When brands talk about disruption, it’s typically on two levels:

  1. The startups that are disrupting their traditional business model.
  2. The ways in which the brand connects to consumers as smartphones (and other technology) change everything from messaging to connectivity.

Both are fair game. Still, the bigger challenge comes from understanding how technology changes not only your own industry, but the industries that your business (and your consumers) orbit as well.

This is harder work.

No one works harder at this than those who are trying to identify, invest and grow the next generation of businesses. Whether you can appreciate the work of venture capitalists or not, the very good ones are thinking about technology, connectivity and business on an entirely different plane.

Case in point…

One person who thinks in a way that makes me question the future is Benedict Evans. If you don’t get his weekly email, you really should (subscribe right here, it’s free). Evans has been a Partner at Andreessen Horowitz for close to five years. He thinks very deeply and knows how to express himself about technology in a very powerful way. Last week Andreessen Horowitz held their annual tech conference, and Evans gave a presentation titled, The End of the Beginning (which you can watch below).

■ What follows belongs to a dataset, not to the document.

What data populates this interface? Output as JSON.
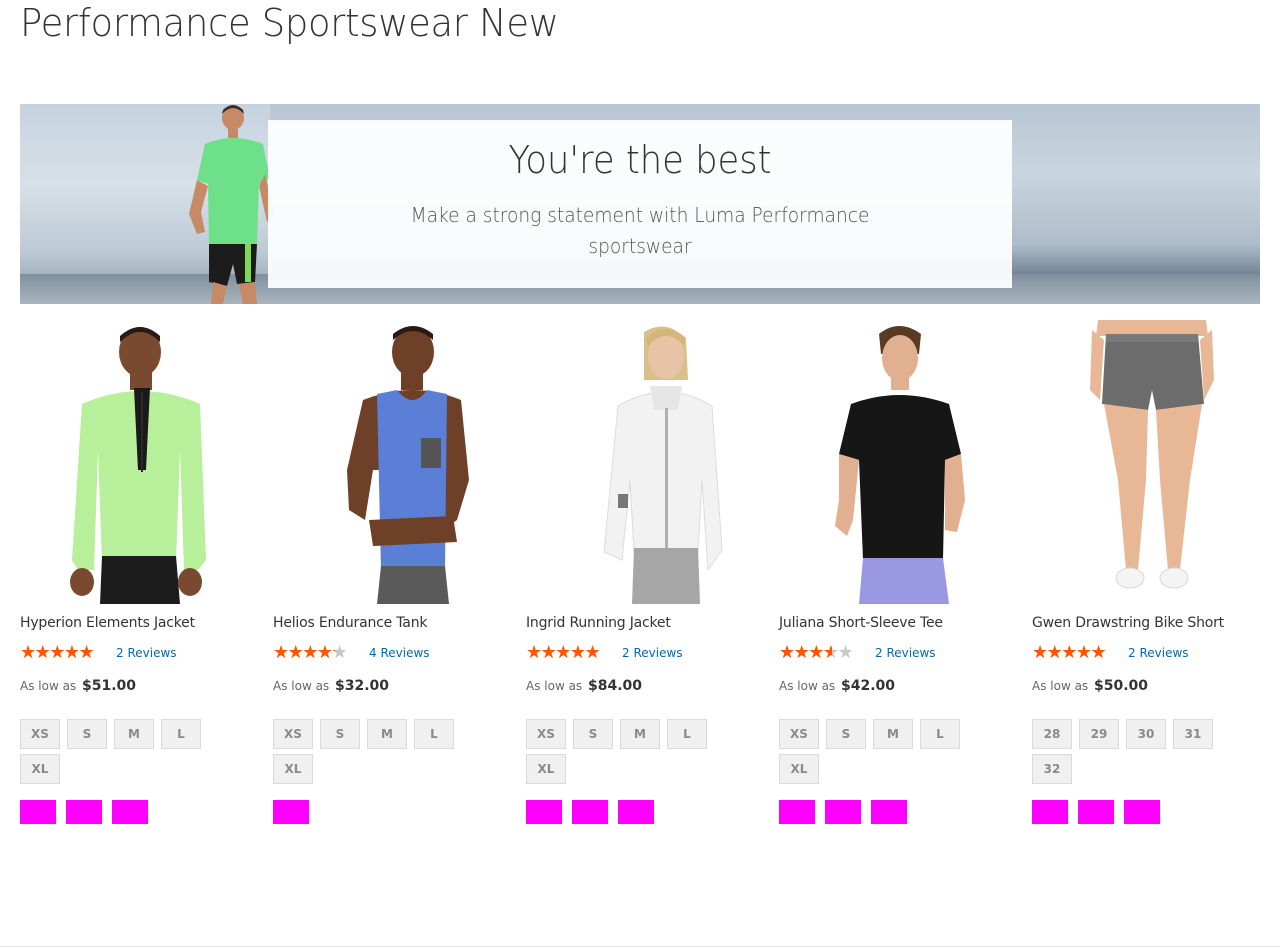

What is the end of the beginning? (According to Evans):

“Close to three quarters of all the adults on earth now have a smartphone, and most of the rest will get one in the next few years. However, the use of this connectivity is still only just beginning. Ecommerce is still only a small fraction of retail spending, and many other areas that will be transformed by software and the internet in the next decade or two have barely been touched… Meanwhile, as companies address more and more of this with software and the internet, they do it in new ways. We began with models that presumed low internet penetration, low speeds, little consumer readiness and little capital. Now all of those are inverted. So, we used to do apartment listings and now Opendoor will buy your home; we used to do restaurant reviews and now you can get a hot meal delivered to your door. Tech is building different kinds of businesses, and so will take different shares of that opportunity, but more importantly change what those industries look like… as we think about the next decade or two, we have some new fundamental building blocks. The internet began as an open, ‘permissionless’, decentralized network, but then we got (and indeed needed) new centralised networks on top, and so we’ve spent a lot of the past decade talking about search and social. Machine learning and crypto give new and often decentralized, permissionless fundamental layers for looking at meaning, intent and preference, and for attaching value to those.”

Value hunting.

This is the story of value hunting. How will your brand attach new ways to attract and create value as the tectonic plates of the Internet shift, adjust and completely re-invent the way that we transact?